Weddings have become in-person events once again, and like how! The Man from Madras Musings is flooded with invites, and he sometimes looks back at the last two years with nostalgia. Those were simpler times when all you had to do was to promise to join the event virtually and then forget all about it. Now it is back to driving miles to mark your presence and ingest the undigestible. But to MMM’s good lady, also known as She Who Must Be Obeyed, these invites are more like sacred mandates and so she believes firmly in attending. And MMM who is like the little lamb, follows her to all these places, after registering a mild bleat in protest.
And so it was that MMM and good lady went to attend a wedding where the mightiest of the land were present. On an aside, MMM and good lady drove in just after Risen Son and Rising Son. And MMM could not help noticing that while leader senior did not have a light shining on his face in his vehicle, junior had one shining bright as he went along. But then senior has already risen while junior is rising and so presumably needs the additional light. Mater dei on whom may there be peace, and who had the light shining on her wherever she went, whether to office and back, to party office and back or to less savoury places and back, would have understood.
But MMM has digressed. Having waved his hand at bride and groom for the queues were serpentine and long, MMM went to the dining room. The catering was by the children of Six Taste Dancing God, the maestro having long departed, leaving his descendants to carry on with the ladle and the wok. MMM has always had a soft corner for the old man’s cooking and it being more than two years since he had tasted those signature dishes, he went in with his mouth watering. But these are times when every business desires to go international and so it was with the children of Six Taste Dancing God. MMM’s heart sank when he saw sections devoted to Lebanese, Chinese, Continental and North Indian dishes with good old South Indian, which was Six Taste Dancing God’s metier, being relegated to a corner. Somehow, MMM could not bear the idea of accepting Ravioli from the same man who had once served rasam. The same goes for his Manchurian or Hummus.
MMM therefore stuck to the straight and narrow, contenting himself with the old fare. But even that had slid by several notches. It was clear that the old team of cooks were no longer in office and the dishes had been made by hands from up north, people who tend to pronounce sambar as saaambrrr, rasam as ras and who would pack up and leave if you asked them to say potato in Tamil.

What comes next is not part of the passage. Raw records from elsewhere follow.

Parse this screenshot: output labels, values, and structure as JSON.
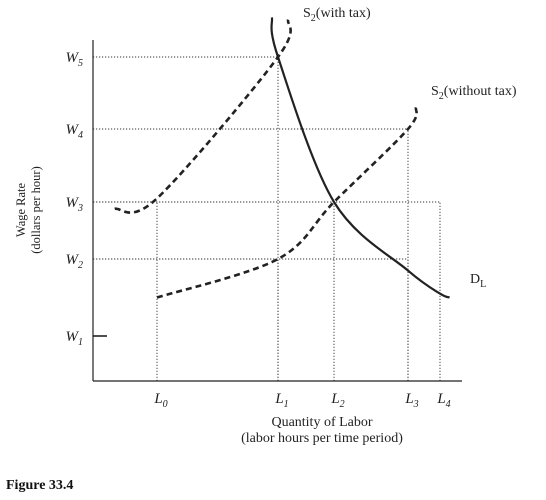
{
  "chart_data": {
    "type": "line",
    "figure_caption": "Figure 33.4",
    "xlabel": "Quantity of Labor",
    "xlabel_line2": "(labor hours per time period)",
    "ylabel": "Wage Rate",
    "ylabel_line2": "(dollars per hour)",
    "y_ticks": [
      {
        "main": "W",
        "sub": "1",
        "value": 1
      },
      {
        "main": "W",
        "sub": "2",
        "value": 2
      },
      {
        "main": "W",
        "sub": "3",
        "value": 3
      },
      {
        "main": "W",
        "sub": "4",
        "value": 4
      },
      {
        "main": "W",
        "sub": "5",
        "value": 5
      }
    ],
    "x_ticks": [
      {
        "main": "L",
        "sub": "0",
        "value": 0
      },
      {
        "main": "L",
        "sub": "1",
        "value": 1
      },
      {
        "main": "L",
        "sub": "2",
        "value": 2
      },
      {
        "main": "L",
        "sub": "3",
        "value": 3
      },
      {
        "main": "L",
        "sub": "4",
        "value": 4
      }
    ],
    "series": [
      {
        "name": "S2 (with tax)",
        "label_main": "S",
        "label_sub": "2",
        "label_rest": "(with tax)",
        "style": "dashed",
        "points": [
          [
            -0.35,
            2.88
          ],
          [
            0,
            3.05
          ],
          [
            1,
            5.0
          ],
          [
            1.18,
            5.52
          ]
        ]
      },
      {
        "name": "S2 (without tax)",
        "label_main": "S",
        "label_sub": "2",
        "label_rest": "(without tax)",
        "style": "dashed",
        "points": [
          [
            0,
            1.5
          ],
          [
            1,
            2.0
          ],
          [
            2,
            3.0
          ],
          [
            3,
            4.0
          ],
          [
            3.25,
            4.3
          ]
        ]
      },
      {
        "name": "DL",
        "label_main": "D",
        "label_sub": "L",
        "label_rest": "",
        "style": "solid",
        "points": [
          [
            0.95,
            5.55
          ],
          [
            1,
            5.0
          ],
          [
            2,
            3.0
          ],
          [
            3,
            1.85
          ],
          [
            4,
            1.55
          ],
          [
            4.3,
            1.5
          ]
        ]
      }
    ],
    "guides": [
      {
        "x": 1,
        "y": 5
      },
      {
        "x": 3,
        "y": 4
      },
      {
        "x": 2,
        "y": 3
      },
      {
        "x": 4,
        "y": 3
      },
      {
        "x": 0,
        "y": 3
      },
      {
        "x": 1,
        "y": 2
      },
      {
        "x": 3,
        "y": 2
      }
    ],
    "grid": false
  }
}
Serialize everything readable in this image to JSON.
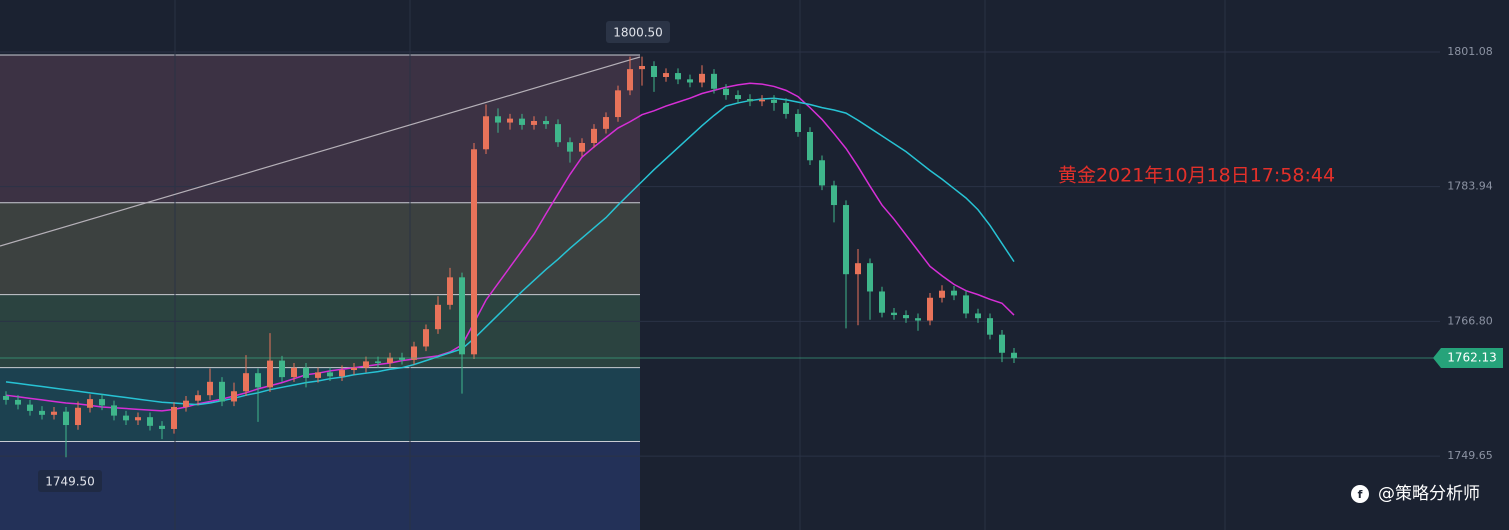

MMM however did notice that several others intrepidly tried the Lebanese, the Chinese and the Continental and came back with reports of how bad it all was. In MMM’s humble view it is best that Lebanese cuisine is left to the Lebanese, the Chinese to the Chinese (no correct that, Chinese food made in China tastes awful) and the Continental to those on the Continent. And the children of the Six Taste Dancing God need to aim to perfect the six traditional South Indian flavours and not run after six foreign cuisines.